Justin Bagley — Lawrence Berkeley National Laboratory
Lara Kueppers — Lawrence Berkeley National Laboratory
Ian N. Williams — Lawrence Berkeley National Laboratory
Yaqiong Lu — National Center for Atmospheric Research
Sebastien Christophe Biraud — Lawrence Berkeley National Laboratory
Jovan Tadic — Lawrence Berkeley National Laboratory
Margaret S. Torn — Lawrence Berkeley National Laboratory

Category

Boundary layer structure, including land-atmosphere interactions and turbulence

Description

Idealized experiments have shown that different patterns of surface water and energy fluxes can influence the location and extent of cloud formation and precipitation in the Southern Great Plains (SGP). However, this influence depends on the scale of surface flux spatial heterogeneity. In the SGP, seasonal changes in surface fluxes are closely correlated with differences in land cover, with winter wheat and grassland/pasture being the dominant land cover types in the region. Grassland/pasture actively grows from March-October, while winter wheat is planted in early fall and harvested in late spring-early summer. This early harvest abruptly reduces latent and increases sensible heat fluxes from fields where winter wheat is planted, whereas latent heat flux continues to be high through the summer.
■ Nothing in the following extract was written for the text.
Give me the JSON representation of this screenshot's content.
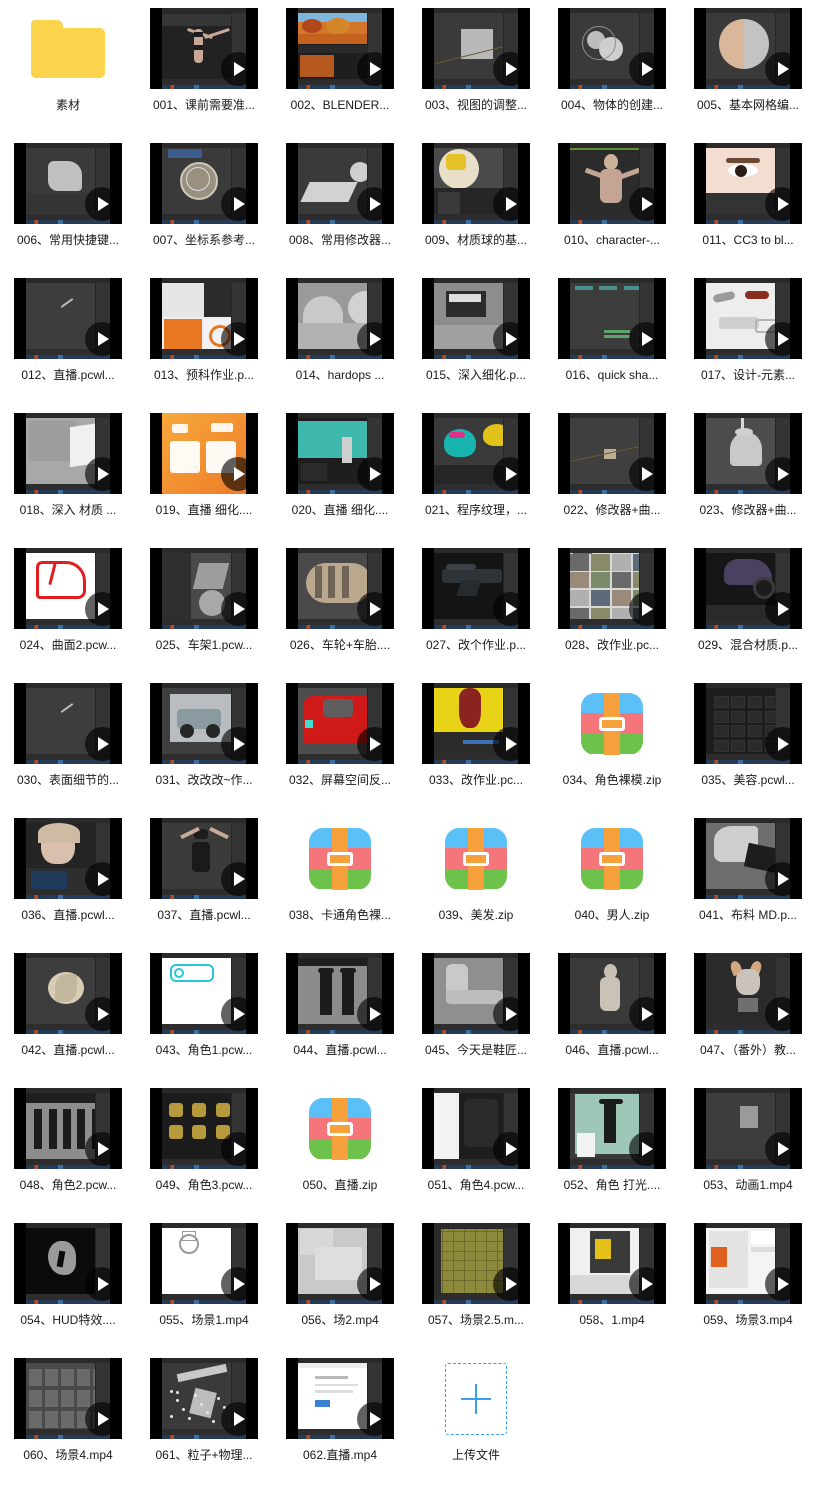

In the SGP, winter wheat fields are interspersed with grassland/pasture, resulting in fine-scale heterogeneity. As a result, we expect the fine-scale surface flux heterogeneity to increase following harvest. In this study, we test how winter wheat’s harvest influences surface flux heterogeneity using high-resolution land surface simulations with realistic winter wheat growth and harvest and grassland/pasture growth. We assess the accuracy of the simulated fluxes and meteorological forcing data using multiple ARM surface energy flux observation towers near the Central Facility of the ARM-SGP site. Additionally, we develop statistics that evaluate the spatial variability and coherence of land cover patterns across our domain, and determine how land cover variability influences surface sensible and latent heat flux spatial heterogeneity before and after winter wheat harvest.